Polars, DuckDB, Pandas, Modin, Ponder, Fugue, Daft — which one is the best dataframe and SQL tool?
Tabular format with rows and columns, popularized by relational databases and Microsoft Excel, is an intuitive way of organizing and manipulating data for analytics.
There are two main ways of transforming and analyzing tabular data — SQL and dataframes (sorry, Excel!).
SQL is a declarative language for querying datasets of any size. It's versatile, mature, time-tested, and widely adopted across various professions, organizations and tools.
However, some data transformations are more easily expressed using dataframes defined in an imperative language such as Python. This includes pivoting and melting (reverse process to pivoting), dealing with missing values or time series, visualizing and iteratively exploring data, or applying custom functions and machine learning algorithms. For such use cases, dataframes offer a great addition to SQL-based processes allowing in-memory computation and integrating well with data science workflows.

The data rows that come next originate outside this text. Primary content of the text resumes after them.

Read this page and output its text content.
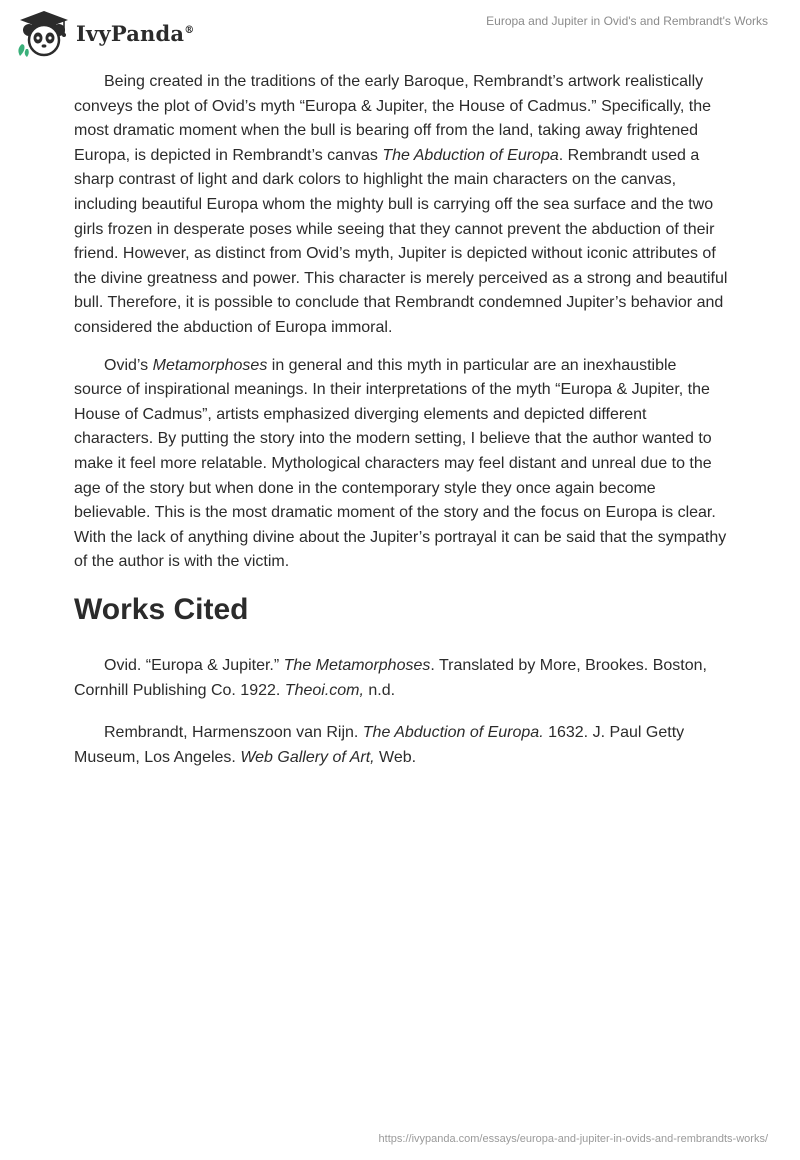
IvyPanda®
Europa and Jupiter in Ovid's and Rembrandt's Works

Being created in the traditions of the early Baroque, Rembrandt’s artwork realistically conveys the plot of Ovid’s myth “Europa & Jupiter, the House of Cadmus.” Specifically, the most dramatic moment when the bull is bearing off from the land, taking away frightened Europa, is depicted in Rembrandt’s canvas The Abduction of Europa. Rembrandt used a sharp contrast of light and dark colors to highlight the main characters on the canvas, including beautiful Europa whom the mighty bull is carrying off the sea surface and the two girls frozen in desperate poses while seeing that they cannot prevent the abduction of their friend. However, as distinct from Ovid’s myth, Jupiter is depicted without iconic attributes of the divine greatness and power. This character is merely perceived as a strong and beautiful bull. Therefore, it is possible to conclude that Rembrandt condemned Jupiter’s behavior and considered the abduction of Europa immoral.

Ovid’s Metamorphoses in general and this myth in particular are an inexhaustible source of inspirational meanings. In their interpretations of the myth “Europa & Jupiter, the House of Cadmus”, artists emphasized diverging elements and depicted different characters. By putting the story into the modern setting, I believe that the author wanted to make it feel more relatable. Mythological characters may feel distant and unreal due to the age of the story but when done in the contemporary style they once again become believable. This is the most dramatic moment of the story and the focus on Europa is clear. With the lack of anything divine about the Jupiter’s portrayal it can be said that the sympathy of the author is with the victim.

Works Cited

Ovid. “Europa & Jupiter.” The Metamorphoses. Translated by More, Brookes. Boston, Cornhill Publishing Co. 1922. Theoi.com, n.d.

Rembrandt, Harmenszoon van Rijn. The Abduction of Europa. 1632. J. Paul Getty Museum, Los Angeles. Web Gallery of Art, Web.

https://ivypanda.com/essays/europa-and-jupiter-in-ovids-and-rembrandts-works/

In the past, SQL and dataframes were two separate worlds. SQL was used by data engineers for querying data lakes and data warehouses, while dataframes were used by ML engineers for in-memory computation and data science. Nowadays, this is changing. The lines between SQL and dataframes are becoming increasingly blurry.

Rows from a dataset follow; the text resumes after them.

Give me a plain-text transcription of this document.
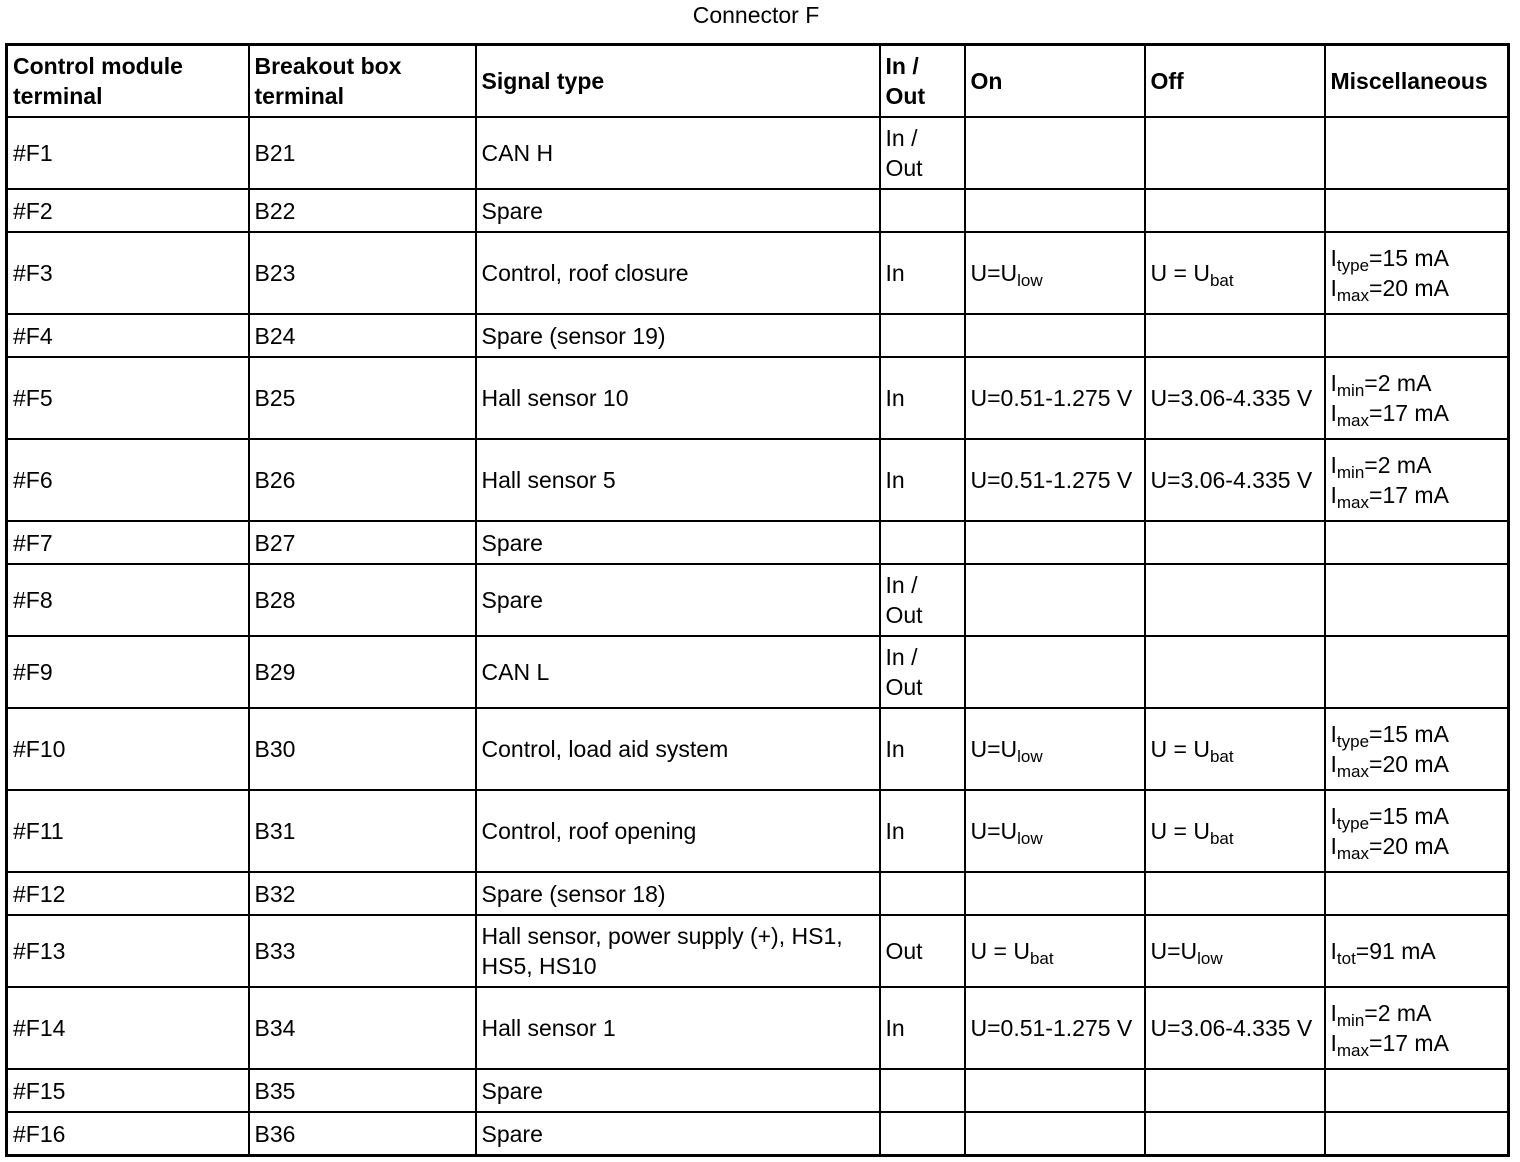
Connector F
Control module terminal	Breakout box terminal	Signal type	In / Out	On	Off	Miscellaneous
#F1	B21	CAN H	In / Out			
#F2	B22	Spare				
#F3	B23	Control, roof closure	In	$U=U_{low}$	$U = U_{bat}$	$I_{type}=15$ mA
$I_{max}=20$ mA

#F4	B24	Spare (sensor 19)				
#F5	B25	Hall sensor 10	In	U=0.51-1.275 V	U=3.06-4.335 V	$I_{min}=2$ mA
$I_{max}=17$ mA

#F6	B26	Hall sensor 5	In	U=0.51-1.275 V	U=3.06-4.335 V	$I_{min}=2$ mA
$I_{max}=17$ mA

#F7	B27	Spare				
#F8	B28	Spare	In / Out			
#F9	B29	CAN L	In / Out			
#F10	B30	Control, load aid system	In	$U=U_{low}$	$U = U_{bat}$	$I_{type}=15$ mA
$I_{max}=20$ mA

#F11	B31	Control, roof opening	In	$U=U_{low}$	$U = U_{bat}$	$I_{type}=15$ mA
$I_{max}=20$ mA

#F12	B32	Spare (sensor 18)				
#F13	B33	Hall sensor, power supply (+), HS1, HS5, HS10	Out	$U = U_{bat}$	$U=U_{low}$	$I_{tot}=91$ mA

#F14	B34	Hall sensor 1	In	U=0.51-1.275 V	U=3.06-4.335 V	$I_{min}=2$ mA
$I_{max}=17$ mA

#F15	B35	Spare				
#F16	B36	Spare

🐻 Polars is a lightning fast DataFrame library and in-memory query engine that allows you to query tabular data as dataframes in Python, Rust, Node.js, but it also provides a SQL context to run transformations in plain SQL.
🦆 DuckDB is an in-process OLAP database management system. While SQL is the "mother tongue" of MotherDuck and DuckDB, the tool seamlessly integrates with dataframe libraries such as pandas, Polars, Vaex, Ibis and Fugue, and provides an imperative Python client API on top of pandas DataFrames, Polars DataFrames and Arrow tables.
🎶 Fugue is a Python interface for distributed transformations over dataframes but it also can execute Fugue-SQL on top of local (pandas, Polars, DuckDB) or distributed (Spark, Dask, BigQuery, and more) dataframes.
💦 Modin provides a drop-in replacement for pandas, and their commercial offering (Ponder) can translate your pandas code to SQL under the hood and run it on DuckDB or a cloud data warehouse such as BigQuery or Snowflake.
❄️ Snowpark is Snowflake's framework for building distributed dataframes. It allows writing custom imperative code in Python, Java, or Scala and pushes down computation to Snowflake as if you would write and execute SQL.
By now, you should be convinced that both SQL and dataframes can be used in tandem across a variety of data tools. But which one should you use? And when?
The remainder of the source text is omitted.